En medio del fragor del trabajo, su teléfono vibró en el cinturón de herramientas. Era un mensaje de Suzie. Al leer su nombre, un cosquilleo subió por la espalda de Eugenio. Suzie era esa chispa inesperada que había encendido un deseo nuevo en él, algo que iba más allá de los ladrillos y la mezcla.

"Te he visto esforzarte, Eugenio. Es hora de cumplir mi promesa. Nos vemos mañana en la noche en la Tia Giovanni," decía el mensaje junto a un emoji de un guiño. La imagen mental de Suzie, con su pelo rosa perfectamente peinado y esos ojos verdes que parecían saberlo todo, le hizo bombear el corazón como si fuera un tambor de guerra. La anticipación de la cita mandó una oleada de adrenalina que eclipsó cualquier vestigio de fatiga.

"Chingao, ¿de verdad va a pasar?" murmuró mientras limpiaba el sudor de su frente con el dorso de la mano. A pesar de su habitual timidez, algo dentro de él, quizás ese nuevo respeto que se tenía, le susurraba que merecía esto, que merecía a alguien como Suzie. Un torbellino de emociones giraba en su estómago, pero por primera vez en mucho tiempo, la expectativa lo superaba al miedo.

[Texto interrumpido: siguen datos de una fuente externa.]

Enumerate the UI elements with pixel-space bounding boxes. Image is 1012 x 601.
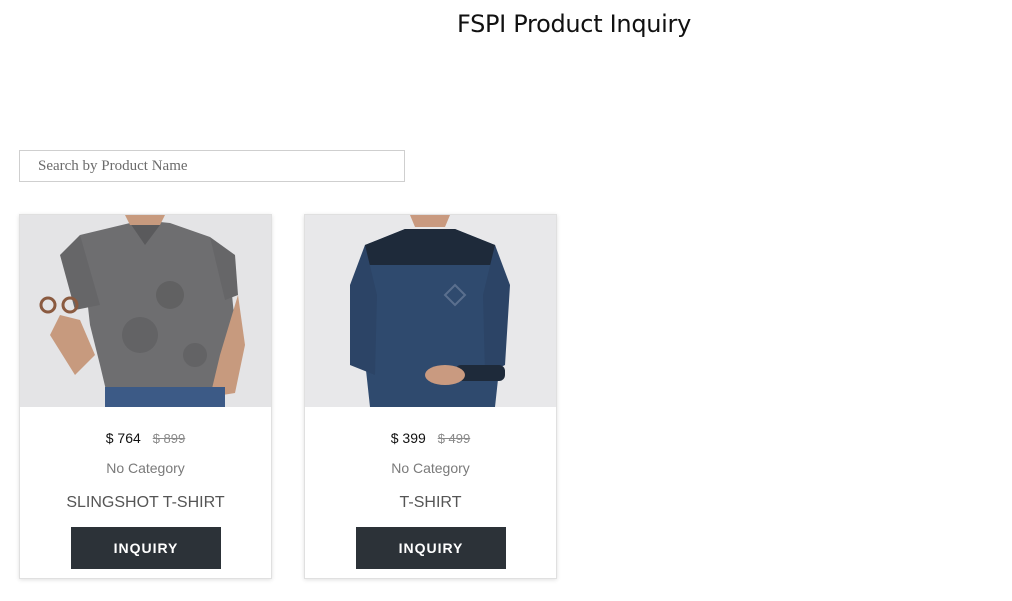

"Oye, carnal, ¿y esa sonrisota? ¿Acaso te sacaste la lotería o qué?" preguntó uno de sus colegas, notando el brillo inusual en los ojos de Eugenio.

"Algo así, hermano. Algo así..." contestó Eugenio, guardando el móvil con un temblor de nerviosismo y alegría mezclados. Sabía que esta noche podía cambiarlo todo, y estaba listo para enfrentar lo que viniera. Con una mirada al cielo claro, dejó escapar un suspiro y se dijo a sí mismo, "A huevo, Suzie, ahí te voy."

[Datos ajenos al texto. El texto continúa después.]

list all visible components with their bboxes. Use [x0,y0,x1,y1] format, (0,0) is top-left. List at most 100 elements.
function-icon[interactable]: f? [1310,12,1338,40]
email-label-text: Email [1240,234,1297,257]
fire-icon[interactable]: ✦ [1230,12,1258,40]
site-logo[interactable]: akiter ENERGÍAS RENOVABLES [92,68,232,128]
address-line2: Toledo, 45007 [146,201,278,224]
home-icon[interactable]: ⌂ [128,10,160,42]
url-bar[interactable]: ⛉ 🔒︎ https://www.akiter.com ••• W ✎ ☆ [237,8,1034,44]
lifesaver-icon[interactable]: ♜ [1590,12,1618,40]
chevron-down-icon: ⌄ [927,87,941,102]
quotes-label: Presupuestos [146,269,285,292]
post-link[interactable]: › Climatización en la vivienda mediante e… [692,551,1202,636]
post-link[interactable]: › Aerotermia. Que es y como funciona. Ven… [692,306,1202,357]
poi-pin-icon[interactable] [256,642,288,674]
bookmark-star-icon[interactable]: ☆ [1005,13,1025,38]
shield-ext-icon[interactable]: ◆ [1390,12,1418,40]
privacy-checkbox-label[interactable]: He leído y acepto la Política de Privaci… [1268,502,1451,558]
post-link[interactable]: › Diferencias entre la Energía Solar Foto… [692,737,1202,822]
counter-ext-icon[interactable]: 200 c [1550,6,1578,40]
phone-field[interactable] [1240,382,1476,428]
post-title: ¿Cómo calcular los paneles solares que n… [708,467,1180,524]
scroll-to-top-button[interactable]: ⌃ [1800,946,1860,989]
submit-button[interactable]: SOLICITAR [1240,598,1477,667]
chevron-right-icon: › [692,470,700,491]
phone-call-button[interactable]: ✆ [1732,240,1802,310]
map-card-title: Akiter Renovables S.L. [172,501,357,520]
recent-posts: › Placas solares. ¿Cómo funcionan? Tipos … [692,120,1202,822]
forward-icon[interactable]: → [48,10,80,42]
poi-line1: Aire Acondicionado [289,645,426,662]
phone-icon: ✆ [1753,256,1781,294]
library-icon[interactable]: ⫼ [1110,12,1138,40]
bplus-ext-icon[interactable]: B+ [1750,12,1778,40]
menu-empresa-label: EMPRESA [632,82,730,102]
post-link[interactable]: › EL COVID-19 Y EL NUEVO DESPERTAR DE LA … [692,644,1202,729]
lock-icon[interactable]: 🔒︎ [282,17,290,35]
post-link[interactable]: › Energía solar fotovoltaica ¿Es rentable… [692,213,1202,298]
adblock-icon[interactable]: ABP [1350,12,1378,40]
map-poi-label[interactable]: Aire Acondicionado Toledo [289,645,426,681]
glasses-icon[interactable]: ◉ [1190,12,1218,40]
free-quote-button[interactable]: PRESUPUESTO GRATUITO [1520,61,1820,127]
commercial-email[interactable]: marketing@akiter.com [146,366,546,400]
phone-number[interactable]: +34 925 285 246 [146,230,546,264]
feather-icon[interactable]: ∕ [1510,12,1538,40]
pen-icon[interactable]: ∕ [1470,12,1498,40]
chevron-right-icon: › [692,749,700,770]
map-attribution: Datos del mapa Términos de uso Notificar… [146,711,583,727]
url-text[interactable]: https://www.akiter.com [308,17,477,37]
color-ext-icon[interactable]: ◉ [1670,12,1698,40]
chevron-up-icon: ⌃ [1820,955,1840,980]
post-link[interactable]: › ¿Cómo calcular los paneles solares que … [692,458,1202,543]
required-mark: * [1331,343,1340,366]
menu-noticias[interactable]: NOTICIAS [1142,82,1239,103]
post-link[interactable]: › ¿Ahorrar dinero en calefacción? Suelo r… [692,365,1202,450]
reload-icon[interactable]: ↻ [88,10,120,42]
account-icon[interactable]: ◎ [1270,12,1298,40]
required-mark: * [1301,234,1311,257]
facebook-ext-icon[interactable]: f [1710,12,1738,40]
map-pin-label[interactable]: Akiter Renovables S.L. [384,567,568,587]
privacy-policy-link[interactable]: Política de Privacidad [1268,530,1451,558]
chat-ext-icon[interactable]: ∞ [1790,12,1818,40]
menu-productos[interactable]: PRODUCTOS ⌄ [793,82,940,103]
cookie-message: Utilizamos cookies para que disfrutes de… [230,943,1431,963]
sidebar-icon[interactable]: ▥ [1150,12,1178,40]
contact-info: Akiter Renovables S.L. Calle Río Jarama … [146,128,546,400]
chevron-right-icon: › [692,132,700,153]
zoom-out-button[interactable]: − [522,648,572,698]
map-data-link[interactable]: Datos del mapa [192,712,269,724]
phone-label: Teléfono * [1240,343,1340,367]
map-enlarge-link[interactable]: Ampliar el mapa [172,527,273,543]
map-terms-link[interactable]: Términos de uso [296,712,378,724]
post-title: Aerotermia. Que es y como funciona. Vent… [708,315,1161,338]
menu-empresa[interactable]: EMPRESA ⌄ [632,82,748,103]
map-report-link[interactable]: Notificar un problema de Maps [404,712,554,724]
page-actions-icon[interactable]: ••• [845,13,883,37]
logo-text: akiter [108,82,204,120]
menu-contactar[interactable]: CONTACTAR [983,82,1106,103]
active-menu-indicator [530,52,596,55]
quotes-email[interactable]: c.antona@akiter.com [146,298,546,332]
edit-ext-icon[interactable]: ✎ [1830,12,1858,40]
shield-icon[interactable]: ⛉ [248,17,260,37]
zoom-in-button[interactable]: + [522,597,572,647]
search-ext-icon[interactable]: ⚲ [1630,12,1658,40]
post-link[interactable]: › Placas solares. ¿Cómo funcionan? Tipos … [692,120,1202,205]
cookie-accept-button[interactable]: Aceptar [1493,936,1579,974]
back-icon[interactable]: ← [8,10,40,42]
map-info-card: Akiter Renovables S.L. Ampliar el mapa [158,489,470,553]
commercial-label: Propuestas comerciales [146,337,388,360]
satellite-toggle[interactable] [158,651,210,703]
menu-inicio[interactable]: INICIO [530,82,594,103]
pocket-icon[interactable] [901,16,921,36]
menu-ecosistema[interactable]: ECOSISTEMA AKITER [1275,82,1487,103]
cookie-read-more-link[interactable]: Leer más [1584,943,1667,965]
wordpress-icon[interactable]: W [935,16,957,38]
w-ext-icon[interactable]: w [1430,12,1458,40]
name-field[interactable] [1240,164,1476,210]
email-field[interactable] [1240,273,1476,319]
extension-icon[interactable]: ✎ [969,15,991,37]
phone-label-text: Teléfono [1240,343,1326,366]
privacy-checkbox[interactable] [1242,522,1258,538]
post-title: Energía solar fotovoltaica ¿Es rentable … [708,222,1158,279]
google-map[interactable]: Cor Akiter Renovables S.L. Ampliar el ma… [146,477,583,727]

La camisa pegada al cuerpo con cada marca de esfuerzo dibujada en sudor era testigo de la perra que había sido la jornada. Me deslicé el casco entre los dedos, deseando ya una ducha fría y una pinche cerveza bien helada.

"Pinches horarios de mierda," murmuré mientras cruzaba la obra casi vacía. Las luces de la ciudad pintaban sombras largas en el suelo, como si fueran los fantasmas de los edificios aún por levantar.

Fue entonces cuando lo vi. El chamaco estaba ahí, plantado en medio del camino como si fuera el dueño del lugar. Un niño de no más de diez años, pero algo en él no cuadraba. Llevaba un gorrito tipo boina ladeado sobre su cabello rubio y unos shorts que le quedaban grandes. Sus ojos verdes me escudriñaban con una curiosidad que ponía los pelos de punta, como si pudiera ver hasta el último de mis jodidos pensamientos.

"¿Qué pedo? ¿Quién te dejó entrar, chavito?" pregunté con la voz ronca por el polvo y el cansancio.

"Yo solo estoy donde necesito estar. Y tú... tú eres Eugenio, ¿verdad?" Su tono era juguetón, pero sus palabras salían como acertijos, como si tuvieran doble fondo.

"Ándale, pero ¿cómo sabes mi nombre?" inquirí, frunciendo el ceño. "Y a ti, ¿cómo te llaman?"

"Me llamo Fiore," dijo con una sonrisa que mostraba dientes demasiado blancos para ser de un crío. "Y sé muchas cosas, cosas que ni tú mismo sabes."

"Chinga tu madre, ¿qué no ves que estoy cansado para tus mamadas?" dije intentando disimular el desconcierto. El morro parecía sacado de un cuento, pero había algo en él... algo que me decía que no era ningún inocente perdido.

"Los cansados son los que más sueñan," canturreó, girando sobre sí mismo con una risa que resonaba más allá de las paredes de concreto. "Y tú, Eugenio, has soñado mucho."

"Ya estuvo suave de jugar al misterioso," repliqué, aunque mi corazón latía rápido, no solo por Suzie, sino por la extraña presencia de ese niño.

"La vida es un juego de niños perdidos," dijo una voz detrás de mí, casi susurrándome al oído. Di media vuelta y ahí estaba Fiore otra vez, como si nunca se hubiera ido. "¿No quieres jugar, Eugenio?"